Box-plots showing the variation (delta value) in the level of different subsets of T cells after 48 weeks of successful antiretroviral therapy in patients treated with an efavirenz (EFV)-based combined antiretroviral treatment (cART) regimen (light gray boxes) and in patients treated with a lopinavir/r (LPV/r)-containing cART regimen (dark gray boxes). Positive delta values reflect an increase and negative values reflect a decrease in the level of the T cell subset.
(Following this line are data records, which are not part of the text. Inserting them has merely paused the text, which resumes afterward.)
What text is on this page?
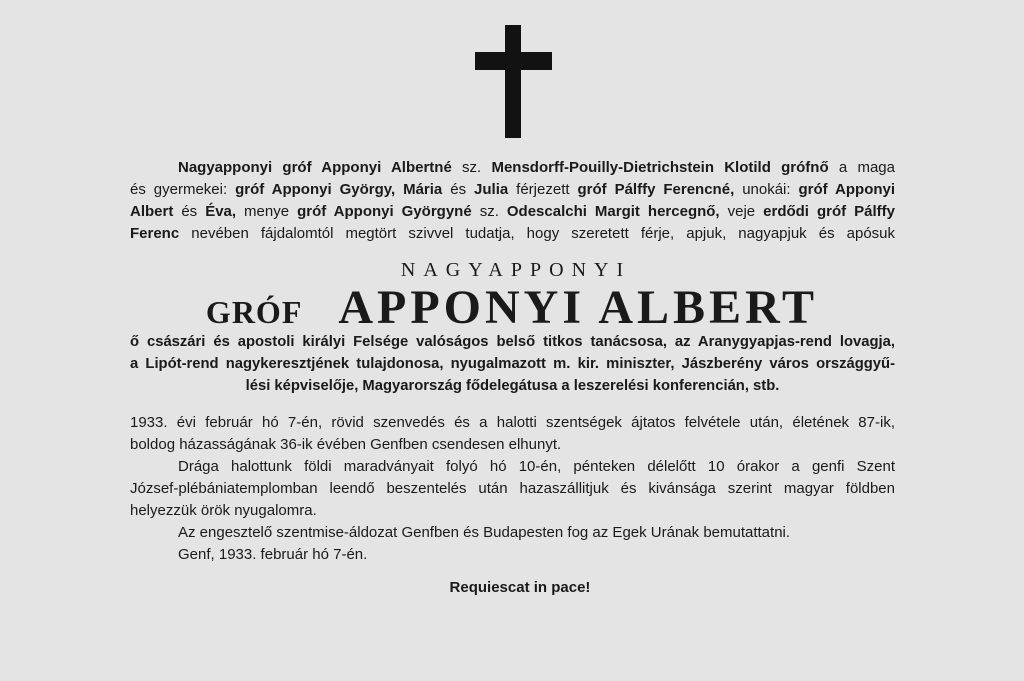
Nagyapponyi gróf Apponyi Albertné sz. Mensdorff-Pouilly-Dietrichstein Klotild grófnő a maga
és gyermekei: gróf Apponyi György, Mária és Julia férjezett gróf Pálffy Ferencné, unokái: gróf Apponyi
Albert és Éva, menye gróf Apponyi Györgyné sz. Odescalchi Margit hercegnő, veje erdődi gróf Pálffy
Ferenc nevében fájdalomtól megtört szivvel tudatja, hogy szeretett férje, apjuk, nagyapjuk és apósuk
NAGYAPPONYI
GRÓF APPONYI ALBERT
ő császári és apostoli királyi Felsége valóságos belső titkos tanácsosa, az Aranygyapjas-rend lovagja,
a Lipót-rend nagykeresztjének tulajdonosa, nyugalmazott m. kir. miniszter, Jászberény város országgyű-
lési képviselője, Magyarország fődelegátusa a leszerelési konferencián, stb.
1933. évi február hó 7-én, rövid szenvedés és a halotti szentségek ájtatos felvétele után, életének 87-ik,
boldog házasságának 36-ik évében Genfben csendesen elhunyt.
Drága halottunk földi maradványait folyó hó 10-én, pénteken délelőtt 10 órakor a genfi Szent
József-plébániatemplomban leendő beszentelés után hazaszállitjuk és kivánsága szerint magyar földben
helyezzük örök nyugalomra.
Az engesztelő szentmise-áldozat Genfben és Budapesten fog az Egek Urának bemutattatni.
Genf, 1933. február hó 7-én.
Requiescat in pace!
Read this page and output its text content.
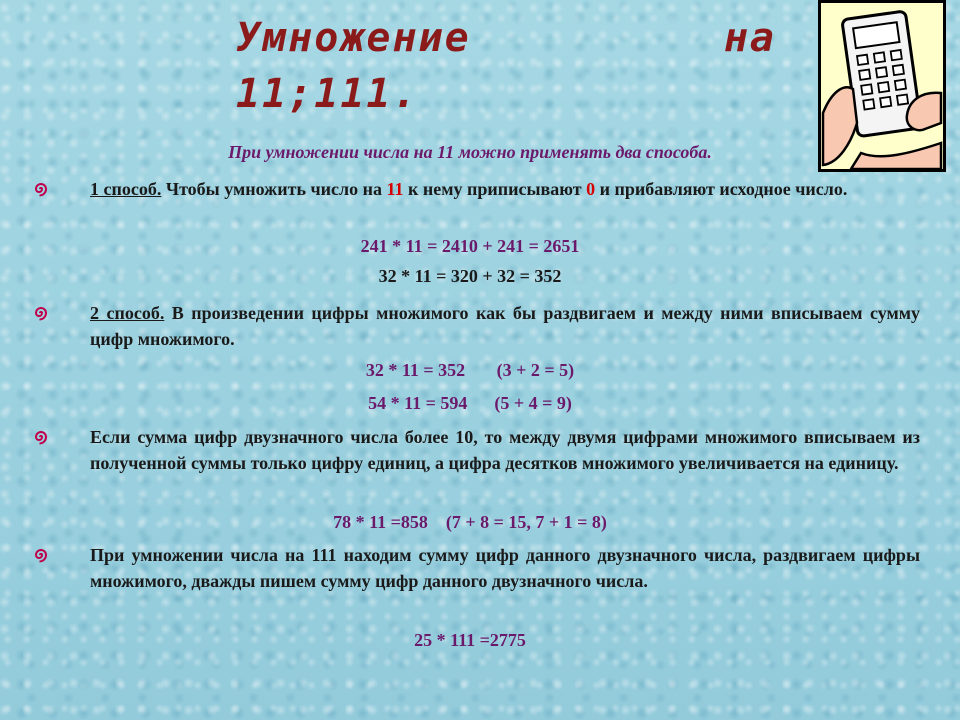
Умножение	на
11;111.
При умножении числа на 11 можно применять два способа.
1 способ. Чтобы умножить число на 11 к нему приписывают 0 и прибавляют исходное число.
241 * 11 = 2410 + 241 = 2651
32 * 11 = 320 + 32 = 352
2 способ. В произведении цифры множимого как бы раздвигаем и между ними вписываем сумму цифр множимого.
32 * 11 = 352       (3 + 2 = 5)
54 * 11 = 594      (5 + 4 = 9)
Если сумма цифр двузначного числа более 10, то между двумя цифрами множимого вписываем из полученной суммы только цифру единиц, а цифра десятков множимого увеличивается на единицу.
78 * 11 =858    (7 + 8 = 15, 7 + 1 = 8)
При умножении числа на 111 находим сумму цифр данного двузначного числа, раздвигаем цифры множимого, дважды пишем сумму цифр данного двузначного числа.
25 * 111 =2775
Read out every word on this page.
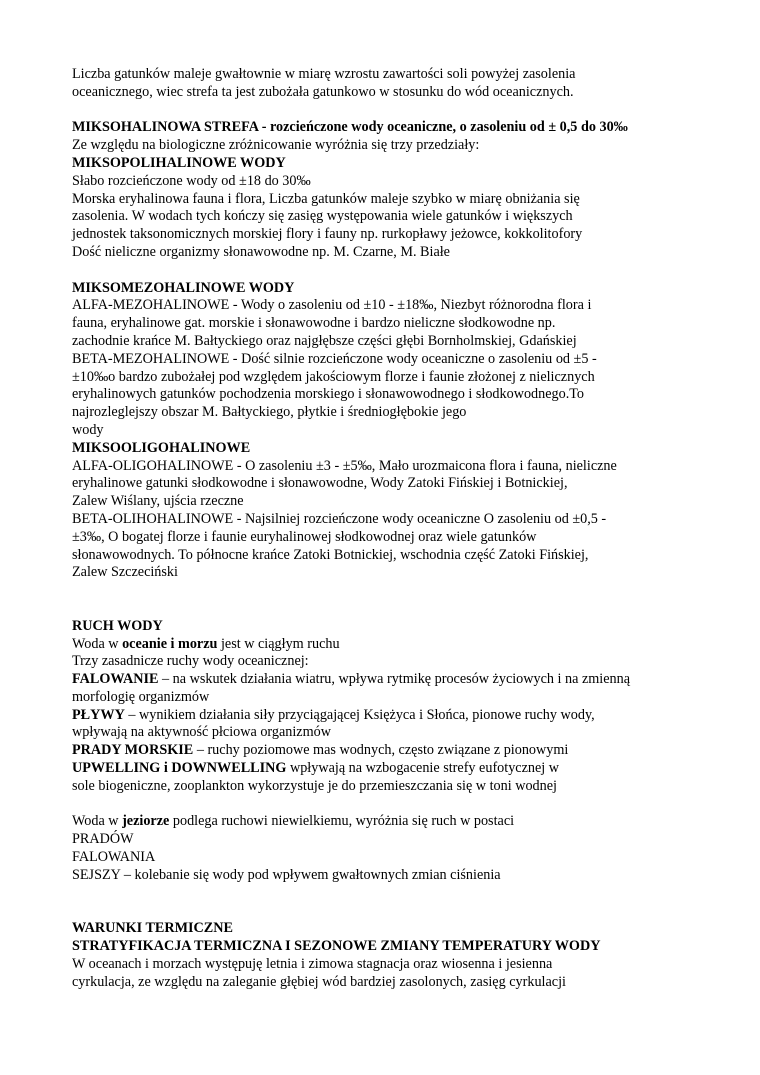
Liczba gatunków maleje gwałtownie w miarę wzrostu zawartości soli powyżej zasolenia
oceanicznego, wiec strefa ta jest zubożała gatunkowo w stosunku do wód oceanicznych.
MIKSOHALINOWA STREFA - rozcieńczone wody oceaniczne, o zasoleniu od ± 0,5 do 30‰
Ze względu na biologiczne zróżnicowanie wyróżnia się trzy przedziały:
MIKSOPOLIHALINOWE WODY
Słabo rozcieńczone wody od ±18 do 30‰
Morska eryhalinowa fauna i flora, Liczba gatunków maleje szybko w miarę obniżania się
zasolenia. W wodach tych kończy się zasięg występowania wiele gatunków i większych
jednostek taksonomicznych morskiej flory i fauny np. rurkopławy jeżowce, kokkolitofory
Dość nieliczne organizmy słonawowodne np. M. Czarne, M. Białe
MIKSOMEZOHALINOWE WODY
ALFA-MEZOHALINOWE - Wody o zasoleniu od ±10 - ±18‰, Niezbyt różnorodna flora i
fauna, eryhalinowe gat. morskie i słonawowodne i bardzo nieliczne słodkowodne np.
zachodnie krańce M. Bałtyckiego oraz najgłębsze części głębi Bornholmskiej, Gdańskiej
BETA-MEZOHALINOWE - Dość silnie rozcieńczone wody oceaniczne o zasoleniu od ±5 -
±10‰o bardzo zubożałej pod względem jakościowym florze i faunie złożonej z nielicznych
eryhalinowych gatunków pochodzenia morskiego i słonawowodnego i słodkowodnego.To
najrozleglejszy obszar M. Bałtyckiego, płytkie i średniogłębokie jego
wody
MIKSOOLIGOHALINOWE
ALFA-OLIGOHALINOWE - O zasoleniu ±3 - ±5‰, Mało urozmaicona flora i fauna, nieliczne
eryhalinowe gatunki słodkowodne i słonawowodne, Wody Zatoki Fińskiej i Botnickiej,
Zalew Wiślany, ujścia rzeczne
BETA-OLIHOHALINOWE - Najsilniej rozcieńczone wody oceaniczne O zasoleniu od ±0,5 -
±3‰, O bogatej florze i faunie euryhalinowej słodkowodnej oraz wiele gatunków
słonawowodnych. To północne krańce Zatoki Botnickiej, wschodnia część Zatoki Fińskiej,
Zalew Szczeciński
RUCH WODY
Woda w oceanie i morzu jest w ciągłym ruchu
Trzy zasadnicze ruchy wody oceanicznej:
FALOWANIE – na wskutek działania wiatru, wpływa rytmikę procesów życiowych i na zmienną
morfologię organizmów
PŁYWY – wynikiem działania siły przyciągającej Księżyca i Słońca, pionowe ruchy wody,
wpływają na aktywność płciowa organizmów
PRADY MORSKIE – ruchy poziomowe mas wodnych, często związane z pionowymi
UPWELLING i DOWNWELLING wpływają na wzbogacenie strefy eufotycznej w
sole biogeniczne, zooplankton wykorzystuje je do przemieszczania się w toni wodnej
Woda w jeziorze podlega ruchowi niewielkiemu, wyróżnia się ruch w postaci
PRADÓW
FALOWANIA
SEJSZY – kolebanie się wody pod wpływem gwałtownych zmian ciśnienia
WARUNKI TERMICZNE
STRATYFIKACJA TERMICZNA I SEZONOWE ZMIANY TEMPERATURY WODY
W oceanach i morzach występuję letnia i zimowa stagnacja oraz wiosenna i jesienna
cyrkulacja, ze względu na zaleganie głębiej wód bardziej zasolonych, zasięg cyrkulacji
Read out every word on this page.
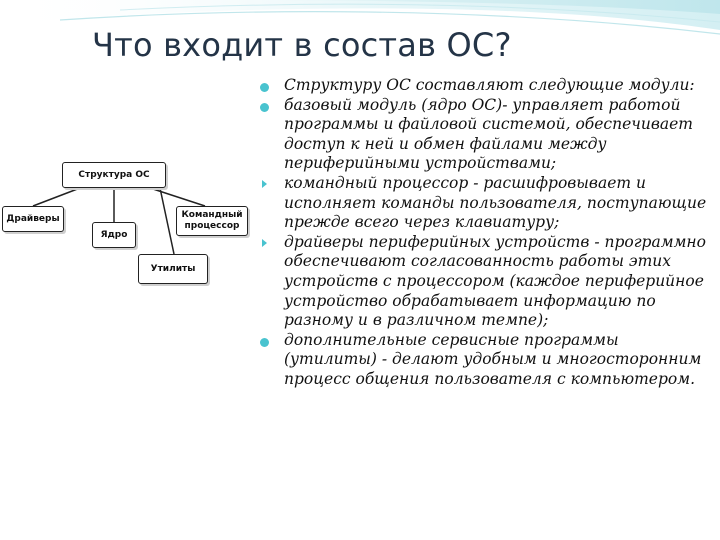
Что входит в состав ОС?
Структура ОС
Драйверы
Ядро
Командный
процессор
Утилиты
Структуру ОС составляют следующие модули:
базовый модуль (ядро ОС)- управляет работой программы и файловой системой, обеспечивает доступ к ней и обмен файлами между периферийными устройствами;
командный процессор - расшифровывает и исполняет команды пользователя, поступающие прежде всего через клавиатуру;
драйверы периферийных устройств - программно обеспечивают согласованность работы этих устройств с процессором (каждое периферийное устройство обрабатывает информацию по разному и в различном темпе);
дополнительные сервисные программы (утилиты) - делают удобным и многосторонним процесс общения пользователя с компьютером.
The y-axis scale on the right applies only to the last subset shown on the x-axis. The dotted line marks the zero delta value. Only T cell subsets with statistically significant differences (p≤0.05) or showing a trend (p≤0.1) between EFV and LPV/r groups of patients are shown. CM, central memory T cells; EM, effector memory T cells; Ef, effector T cells.

FIG. 4.

(A) Box-plots showing the variation in the level of collagen deposition as measured as percentage of lymphoid tissue occupied by collagen at baseline before any antiretroviral therapy and after 48 weeks of therapy. Patients on LPV/r and EFV-containing regimens are shown together (n=8). (B) Box-plots showing the variation in the level of thymic volume at baseline before any antiretroviral therapy and after 48 weeks of therapy. Patients on LPV/r and EFV-containing regimens are shown together (n=11).